LogicMonitor’s Hierarchy of data center Monitoring

So we sometimes get asked about our tagline, Monitoring that Matters.

Doesn’t all monitoring matter?  Well, yes it does.  But to badly paraphrase George Orwell, all monitoring matters, but some monitorings are more mattering than others.

What makes monitoring matter?  It’s whatever monitoring reduces your outages, reduces issues of unacceptable performance, or reduces time to resolution of these issues and outages.

We like to think of monitoring as similar to Maslow’s hierarchy – there are base levels that must be met first, but the higher up you go, the better.

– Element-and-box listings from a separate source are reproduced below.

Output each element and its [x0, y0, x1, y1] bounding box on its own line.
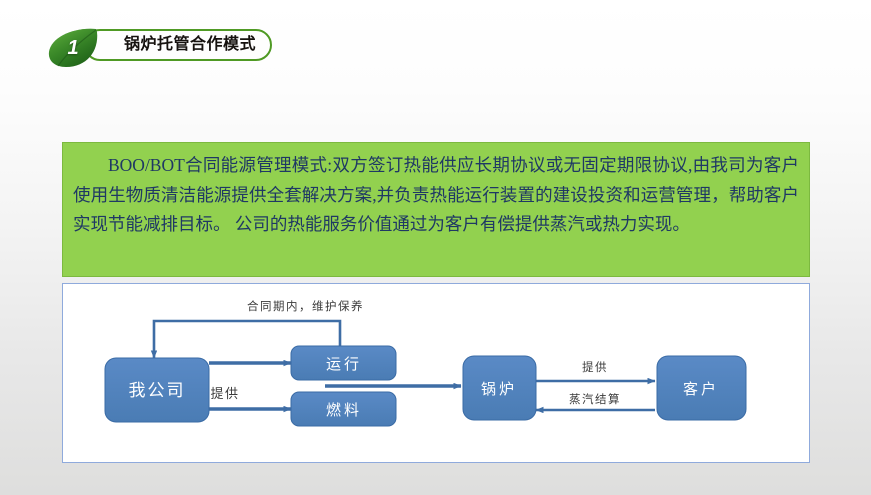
edge-label-settlement: 蒸汽结算: [569, 392, 621, 406]
edge-label-supply-left: 提供: [210, 386, 239, 401]
node-customer-label: 客户: [683, 381, 719, 398]
node-operation[interactable]: 运行: [291, 346, 396, 380]
node-fuel-label: 燃料: [326, 401, 362, 419]
leaf-badge: 1: [44, 26, 102, 68]
node-company-label: 我公司: [129, 381, 186, 400]
diagram-panel: 我公司 运行 燃料 锅炉 客户 合同期内，维护保养 提供 提供 蒸汽结算: [62, 283, 810, 463]
node-company[interactable]: 我公司: [105, 358, 209, 422]
description-block: BOO/BOT合同能源管理模式:双方签订热能供应长期协议或无固定期限协议,由我司…: [62, 142, 810, 277]
edge-label-supply-right: 提供: [582, 360, 608, 374]
node-fuel[interactable]: 燃料: [291, 392, 396, 426]
node-boiler-label: 锅炉: [481, 381, 517, 398]
node-customer[interactable]: 客户: [657, 356, 746, 420]
process-flow-diagram: 我公司 运行 燃料 锅炉 客户 合同期内，维护保养 提供 提供 蒸汽结算: [63, 284, 808, 461]
description-text: BOO/BOT合同能源管理模式:双方签订热能供应长期协议或无固定期限协议,由我司…: [73, 151, 799, 240]
header-banner: 锅炉托管合作模式 1: [44, 26, 284, 68]
leaf-icon: [44, 26, 102, 68]
page-title: 锅炉托管合作模式: [102, 30, 278, 60]
node-boiler[interactable]: 锅炉: [463, 356, 536, 420]
node-operation-label: 运行: [326, 356, 362, 373]
edge-label-maintenance: 合同期内，维护保养: [247, 299, 364, 313]
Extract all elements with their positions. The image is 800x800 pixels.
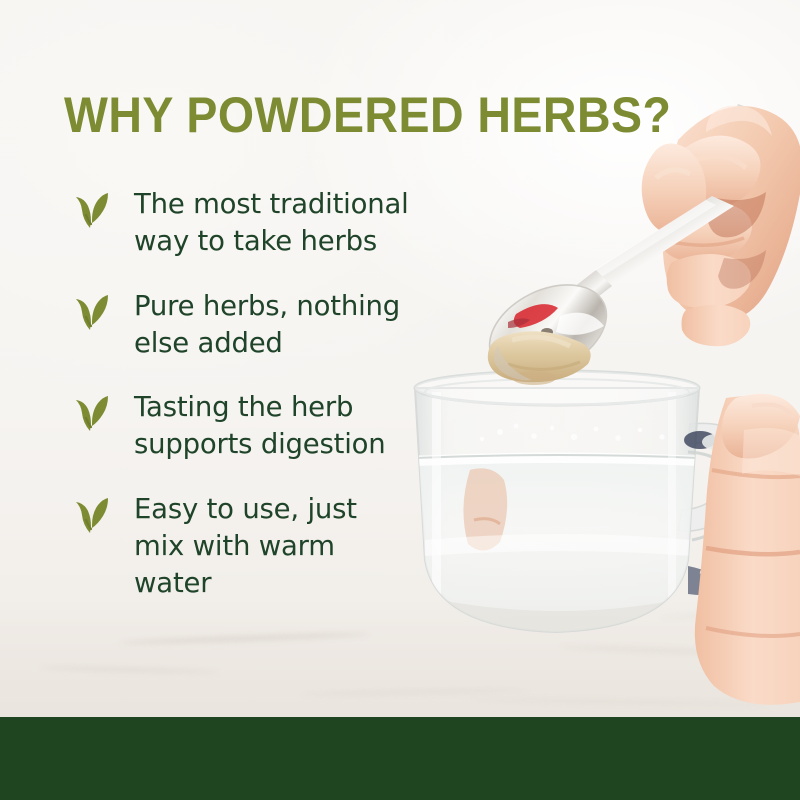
list-item: Easy to use, just mix with warm water — [70, 491, 450, 602]
list-item-label: The most traditional way to take herbs — [134, 186, 409, 260]
list-item: Pure herbs, nothing else added — [70, 288, 450, 362]
page-title: WHY POWDERED HERBS? — [64, 86, 671, 144]
list-item-label: Pure herbs, nothing else added — [134, 288, 400, 362]
leaf-sprout-icon — [70, 292, 112, 334]
leaf-sprout-icon — [70, 393, 112, 435]
list-item-label: Easy to use, just mix with warm water — [134, 491, 357, 602]
benefit-list: The most traditional way to take herbs P… — [70, 186, 450, 630]
list-item: Tasting the herb supports digestion — [70, 389, 450, 463]
footer-band — [0, 717, 800, 800]
leaf-sprout-icon — [70, 495, 112, 537]
promo-graphic: WHY POWDERED HERBS? The most traditional… — [0, 0, 800, 800]
list-item: The most traditional way to take herbs — [70, 186, 450, 260]
list-item-label: Tasting the herb supports digestion — [134, 389, 386, 463]
leaf-sprout-icon — [70, 190, 112, 232]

  1. The base level of monitoring is “is my host/site alive?”  Everyone needs this (but not everyone has it.) That gives you reactive monitoring.
  2. “Is my host going to keep working in the near term?”  This means alerts about disks filling up, or swap space and memory used.  This helps with reducing some outages.
  3. “How is my host performing?” Things like CPU load, and rate of swapping.  Alerts on these metrics warn of impending performance issues, that can be addressed.
  4. “How is my application performing?”  A measurement of representational application performance. This may be things such as database transaction time, time for a web site to process a request, or even, for a storage array, latency of write requests. It’s really a more fundamental level of monitoring than level 3 – an alert about CPU load, in level 3, may not indicate anything amiss – in the case of NetApp monitoring, it could be a weekly raid scrub, and request latency, which is what really matters, is not affected at all. However, we rank it higher than level 3, simply as it’s easier (and more common) to monitor general purpose metrics (such as CPU) than application specific performance metrics (such as database transaction times.)
  5. “Why is my application performing as it is?” This is where monitoring really starts to matter.  The more data you collect and trend, the better your monitoring system will be at helping you quickly identify and resolve issues. (Of course, the more data you graph, the better your monitoring system need to be at presenting and organizing that data in a meaningful way. It’s easy to show 4 graphs of a system, but when you may have 120 different graphs for one system, and you need to quickly scan them to see correlations – the UI challenges get more interesting.) In a database, an alert about response time is clearly significant, but doesn’t tell you what the cause is.  But if the monitoring system can quickly show you your database’s sequential table scans jumped after the last software release, or that latency of a storage array volume is high because another volume sharing the same physical disks is experiencing an abnormal rate of IO operations, you will be able to resolve your issues much quicker.
  6. “How do I fix my issue?” This is the peak level, where the monitoring system not only shows all the data, but presents directions on how to resolve any issues.  LogicMonitor can do this in some cases (for example, using data from the number of select operations, query cache hits and cache prunes due to low memory to recommend enlarging, reducing or disabling the MySQL query cache).  But this is a much harder issue to generalize, especially across systems that interact. But we’re always improving.

How far up the hierarchy is your monitoring?  If you don’t have a wealth of data about all aspects of your system, that you can trend in real time and look at historically, it’s almost certain that your outages and performance issues are both too frequent and too long.